Laboratory of Experimental Medicine and Pediatrics, Division of Gastroenterology, University of Antwerp, Antwerp, Belgium.
Laboratory of Cell Biology and Histology, University of Antwerp, Antwerp, Belgium.
Br J Pharmacol. 2018 Sep;175(17):3516-3533. doi: 10.1111/bph.14396. Epub 2018 Jul 23.
Serine proteases have been re suggested as important mediators of visceral pain. We investigated their effect by using newly developed serine protease inhibitors with a well-characterized inhibitory profile in a rat model of post-inflammatory irritable bowel syndrome (IBS).
Colitis was induced in rats receiving intrarectal trinitrobenzenesulphonic acid; controls received 0.9% NaCl. Colonoscopies were performed on day 3, to confirm colitis, and later until mucosal healing. Visceral hypersensitivity was quantified by visceromotor responses (VMRs) to colorectal distension, 30 min after i.p. injection of the serine protease inhibitors nafamostat, UAMC-00050 or UAMC-01162. Serine proteases, protease-activated receptors (PARs) and TRP channels were quantified by qPCR and immunohistochemistry. Proteolytic activity was characterized using fluorogenic substrates.
VMR was significantly elevated in post-colitis rats. Nafamostat normalized VMRs at the lowest dose tested. UAMC-00050 and UAMC-01162 significantly decreased VMR dose-dependently.
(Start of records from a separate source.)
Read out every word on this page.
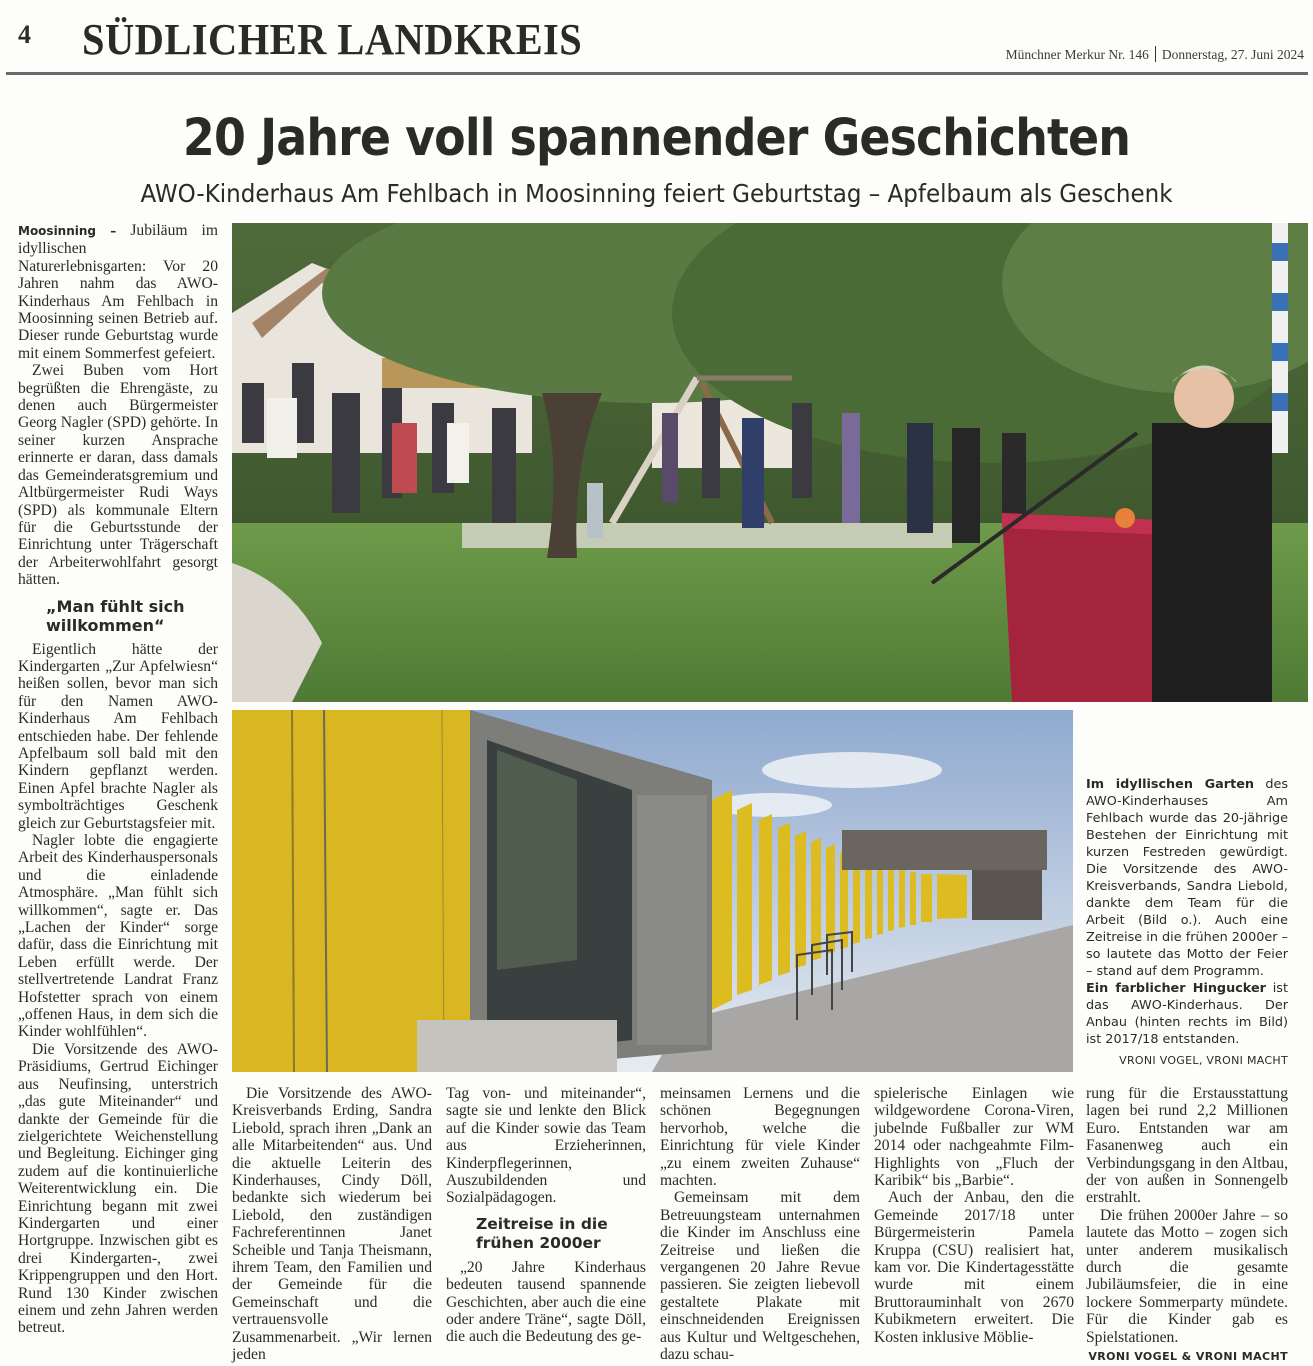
4 SÜDLICHER LANDKREIS	Münchner Merkur Nr. 146 Donnerstag, 27. Juni 2024
20 Jahre voll spannender Geschichten
AWO-Kinderhaus Am Fehlbach in Moosinning feiert Geburtstag – Apfelbaum als Geschenk

Moosinning – Jubiläum im idyllischen Naturerlebnisgarten: Vor 20 Jahren nahm das AWO-Kinderhaus Am Fehlbach in Moosinning seinen Betrieb auf. Dieser runde Geburtstag wurde mit einem Sommerfest gefeiert.

Zwei Buben vom Hort begrüßten die Ehrengäste, zu denen auch Bürgermeister Georg Nagler (SPD) gehörte. In seiner kurzen Ansprache erinnerte er daran, dass damals das Gemeinderatsgremium und Altbürgermeister Rudi Ways (SPD) als kommunale Eltern für die Geburtsstunde der Einrichtung unter Trägerschaft der Arbeiterwohlfahrt gesorgt hätten.

„Man fühlt sich willkommen“

Eigentlich hätte der Kindergarten „Zur Apfelwiesn“ heißen sollen, bevor man sich für den Namen AWO-Kinderhaus Am Fehlbach entschieden habe. Der fehlende Apfelbaum soll bald mit den Kindern gepflanzt werden. Einen Apfel brachte Nagler als symbolträchtiges Geschenk gleich zur Geburtstagsfeier mit.

Nagler lobte die engagierte Arbeit des Kinderhauspersonals und die einladende Atmosphäre. „Man fühlt sich willkommen“, sagte er. Das „Lachen der Kinder“ sorge dafür, dass die Einrichtung mit Leben erfüllt werde. Der stellvertretende Landrat Franz Hofstetter sprach von einem „offenen Haus, in dem sich die Kinder wohlfühlen“.

Die Vorsitzende des AWO-Präsidiums, Gertrud Eichinger aus Neufinsing, unterstrich „das gute Miteinander“ und dankte der Gemeinde für die zielgerichtete Weichenstellung und Begleitung. Eichinger ging zudem auf die kontinuierliche Weiterentwicklung ein. Die Einrichtung begann mit zwei Kindergarten und einer Hortgruppe. Inzwischen gibt es drei Kindergarten-, zwei Krippengruppen und den Hort. Rund 130 Kinder zwischen einem und zehn Jahren werden betreut.

Im idyllischen Garten des AWO-Kinderhauses Am Fehlbach wurde das 20-jährige Bestehen der Einrichtung mit kurzen Festreden gewürdigt. Die Vorsitzende des AWO-Kreisverbands, Sandra Liebold, dankte dem Team für die Arbeit (Bild o.). Auch eine Zeitreise in die frühen 2000er – so lautete das Motto der Feier – stand auf dem Programm.
Ein farblicher Hingucker ist das AWO-Kinderhaus. Der Anbau (hinten rechts im Bild) ist 2017/18 entstanden.
VRONI VOGEL, VRONI MACHT

Die Vorsitzende des AWO-Kreisverbands Erding, Sandra Liebold, sprach ihren „Dank an alle Mitarbeitenden“ aus. Und die aktuelle Leiterin des Kinderhauses, Cindy Döll, bedankte sich wiederum bei Liebold, den zuständigen Fachreferentinnen Janet Scheible und Tanja Theismann, ihrem Team, den Familien und der Gemeinde für die Gemeinschaft und die vertrauensvolle Zusammenarbeit. „Wir lernen jeden

Tag von- und miteinander“, sagte sie und lenkte den Blick auf die Kinder sowie das Team aus Erzieherinnen, Kinderpflegerinnen, Auszubildenden und Sozialpädagogen.

Zeitreise in die frühen 2000er

„20 Jahre Kinderhaus bedeuten tausend spannende Geschichten, aber auch die eine oder andere Träne“, sagte Döll, die auch die Bedeutung des ge-

meinsamen Lernens und die schönen Begegnungen hervorhob, welche die Einrichtung für viele Kinder „zu einem zweiten Zuhause“ machten.

Gemeinsam mit dem Betreuungsteam unternahmen die Kinder im Anschluss eine Zeitreise und ließen die vergangenen 20 Jahre Revue passieren. Sie zeigten liebevoll gestaltete Plakate mit einschneidenden Ereignissen aus Kultur und Weltgeschehen, dazu schau-

spielerische Einlagen wie wildgewordene Corona-Viren, jubelnde Fußballer zur WM 2014 oder nachgeahmte Film-Highlights von „Fluch der Karibik“ bis „Barbie“.

Auch der Anbau, den die Gemeinde 2017/18 unter Bürgermeisterin Pamela Kruppa (CSU) realisiert hat, kam vor. Die Kindertagesstätte wurde mit einem Bruttorauminhalt von 2670 Kubikmetern erweitert. Die Kosten inklusive Möblie-

rung für die Erstausstattung lagen bei rund 2,2 Millionen Euro. Entstanden war am Fasanenweg auch ein Verbindungsgang in den Altbau, der von außen in Sonnengelb erstrahlt.

Die frühen 2000er Jahre – so lautete das Motto – zogen sich unter anderem musikalisch durch die gesamte Jubiläumsfeier, die in eine lockere Sommerparty mündete. Für die Kinder gab es Spielstationen.

VRONI VOGEL & VRONI MACHT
Expression of mRNA for tryptase-αβ-1and PAR4, and tryptase immunoreactivity was significantly increased in the colon of post-colitis animals. Trypsin-like activity was also significantly increased in the colon but not in the faeces. PAR2 and TRPA1 immunoreactivity co-localized with CGRP-positive nerve fibres in control and post-colitis animals.
Increased expression of serine proteases and activity together with increased expression of downstream molecules at the colonic and DRG level and in CGRP-positive sensory nerve fibres imply a role for serine proteases in post-inflammatory visceral hypersensitivity. Our results support further investigation of serine protease inhibitors as an interesting treatment strategy for IBS-related visceral pain.
丝氨酸蛋白酶被重新认为是内脏疼痛的重要介质。我们使用新开发的具有良好抑制特性的丝氨酸蛋白酶抑制剂,在大鼠炎症后肠易激综合征 (IBS) 模型中研究了它们的作用。
向接受直肠内三硝基苯磺酸的大鼠中诱导结肠炎;对照组接受 0.9% NaCl。在第 3 天进行结肠镜检查以确认结肠炎,然后在粘膜愈合后进行检查。通过向腹腔内注射丝氨酸蛋白酶抑制剂那法司特、UAMC-00050 或 UAMC-01162 30 分钟后,通过对结直肠扩张的内脏运动反应 (VMR) 来量化内脏敏感性。通过 qPCR 和免疫组织化学定量蛋白酶、蛋白酶激活受体 (PAR) 和 TRP 通道。使用荧光底物表征蛋白水解活性。
在结肠炎后大鼠中,VMR 显著升高。那法司特在测试的最低剂量下使 VMR 正常化。UAMC-00050 和 UAMC-01162 显著降低 VMR 剂量依赖性。在结肠炎动物的结肠中,胰蛋白酶-αβ-1 和 PAR4 的 mRNA 表达和胰蛋白酶免疫反应性显著增加。在结肠中但不在粪便中也显著增加了胰蛋白酶样活性。在对照和结肠炎动物中,PAR2 和 TRPA1 免疫反应性与 CGRP 阳性神经纤维共定位。
结肠和 DRG 水平以及 CGRP 阳性感觉神经纤维中丝氨酸蛋白酶及其下游分子的表达增加以及活性增加表明丝氨酸蛋白酶在炎症后内脏敏感性中起作用。我们的结果支持进一步研究丝氨酸蛋白酶抑制剂作为治疗 IBS 相关内脏疼痛的一种有趣策略。